2) See the inline questions in 2nd function below
Public Shared Function LoadCollection(Of llbEntityType As {EntityBase, New})(ByVal entityCollection As EntityCollectionBase(Of llbEntityType), ByVal sourceTable As DataTable) As EntityCollectionBase(Of llbEntityType)
For Each row As DataRow In sourceTable.Rows
Dim newEntity As New llbEntityType
LoadEntity(newEntity, row)
entityCollection.Add(newEntity)
Next
Return entityCollection
End Function
Public Overloads Shared Sub LoadEntity(Of llbEntityType As {EntityBase, New})(ByRef entity As llbEntityType, ByVal row As DataRow)
For Each fld As IEntityField In entity.Fields
' Can I load like this:
entity.SetNewFieldValue(fld.Name, row.Item(fld.SourceColumnName))
' I assume this is not the right way:
entity.Fields(fld.Name).ForcedCurrentValueWrite(row.Item(fld.SourceColumnName))
'Question: Am I going to have a problem with the entity knowing whether it needs to do
'an update or insert? Is there some hidden intelligence it can use for that (in case I don't necessarily know for some reason)
'It would be very inefficient of course but thats ok. This might work sometimes:
' entity.IsNew = (row.RowState = DataRowState.Added)
Next
End Sub
3) I am using this at least in part to overcome the difficulties of using WebServices, (so, I am passing the modified datatables back to a webservice, Load into entites, Save); does this seem reasonable?
4) Might this type of thing be introduced into the core product (although it is obviously a bit dangerous, "use at your own risk" code)
5) Is there a way that **based on a table name **I can find the corresponding LLB entity type (so i could write a function that just accepts a datatable, and based on datatable.name, it could construct the proper LLB collection type, fill it with LLB Entities, and then save the collection). [Hope you understand what I mean]
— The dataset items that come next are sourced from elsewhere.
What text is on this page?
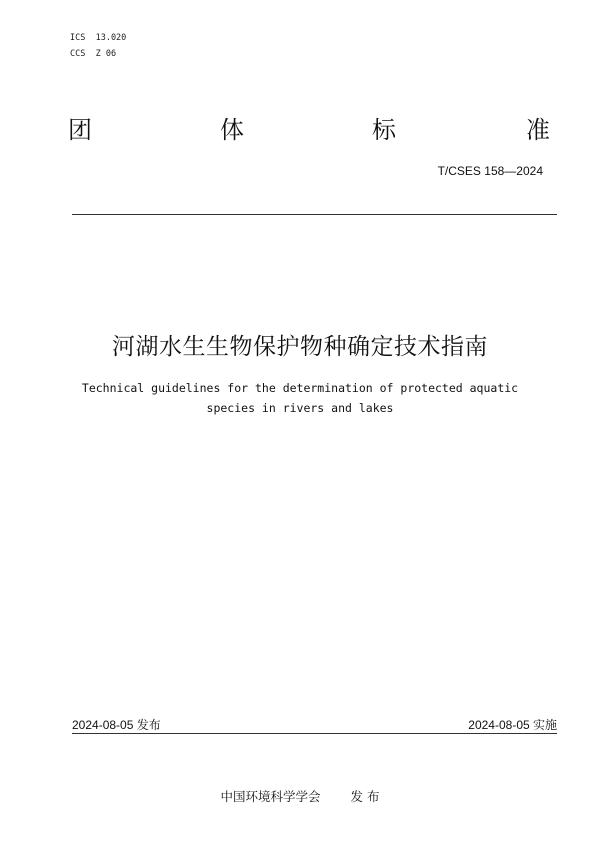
ICS  13.020
CCS  Z 06
团	体	标	准
T/CSES 158—2024
河湖水生生物保护物种确定技术指南
Technical guidelines for the determination of protected aquatic
species in rivers and lakes
2024-08-05 发布	2024-08-05 实施
中国环境科学学会 发 布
Note: Here's the above code in c# (via a convertor, so not sure if it is correct):
public static EntityCollectionBase<llbEntityType> LoadCollection<llbEntityType>(EntityCollectionBase<llbEntityType> entityCollection, DataTable sourceTable) where llbEntityType : EntityBase, new()
{
foreach (DataRow row in sourceTable.Rows) {
llbEntityType newEntity = new llbEntityType();
LoadEntity(newEntity, row);
entityCollection.Add(newEntity);
}
return entityCollection;
}
public static void LoadEntity<llbEntityType>(ref llbEntityType entity, DataRow row) where llbEntityType : EntityBase, new()
{
foreach (IEntityField fld in entity.Fields) {
// Can I load like this:
entity.SetNewFieldValue(fld.Name, row.Item(fld.SourceColumnName));
// I assume this is not the right way:
entity.Fields(fld.Name).ForcedCurrentValueWrite(row.Item(fld.SourceColumnName));
//Question: Am I going to have a problem with the entity knowing whether it needs to do
//an update or insert? Is there some hidden intelligence it can use for that (in case I don't necessarily know for some reason)
//It would be very inefficient of course but thats ok. This might work sometimes:
// entity.IsNew = (row.RowState = DataRowState.Added)
}
}
The reason I ask this is two parts:
- Web Services seem to be more trouble than they are worth (but corporate architecture people LOVE them, even when there is absolutely no point to it whatsoever)
- Microsoft seems to have gone backwards in some ways - with traditional ADO (or MS Access), you could write a query with multiple joins and bind that to a grid and you had full read, write, update, delete functionality....no code, no problem. Now, it seems if you go anywhere beyond the simple Hello World demos they do in their presentations you run into problem after problem.
Some of this gets a bit back into the database agnostic dynamic sql conversation I raised in one of my earlier posts, which is contrary to the principles of LLBLGen, but sometimes it is necessary. I think my second point is that, the old ADO support for supporting updates against datasources involving joins was awesome, and MS seems to have dropped it, is this something LLB could support? Compared to figuring out LINQ, this should be a walk in the park for Frans, no??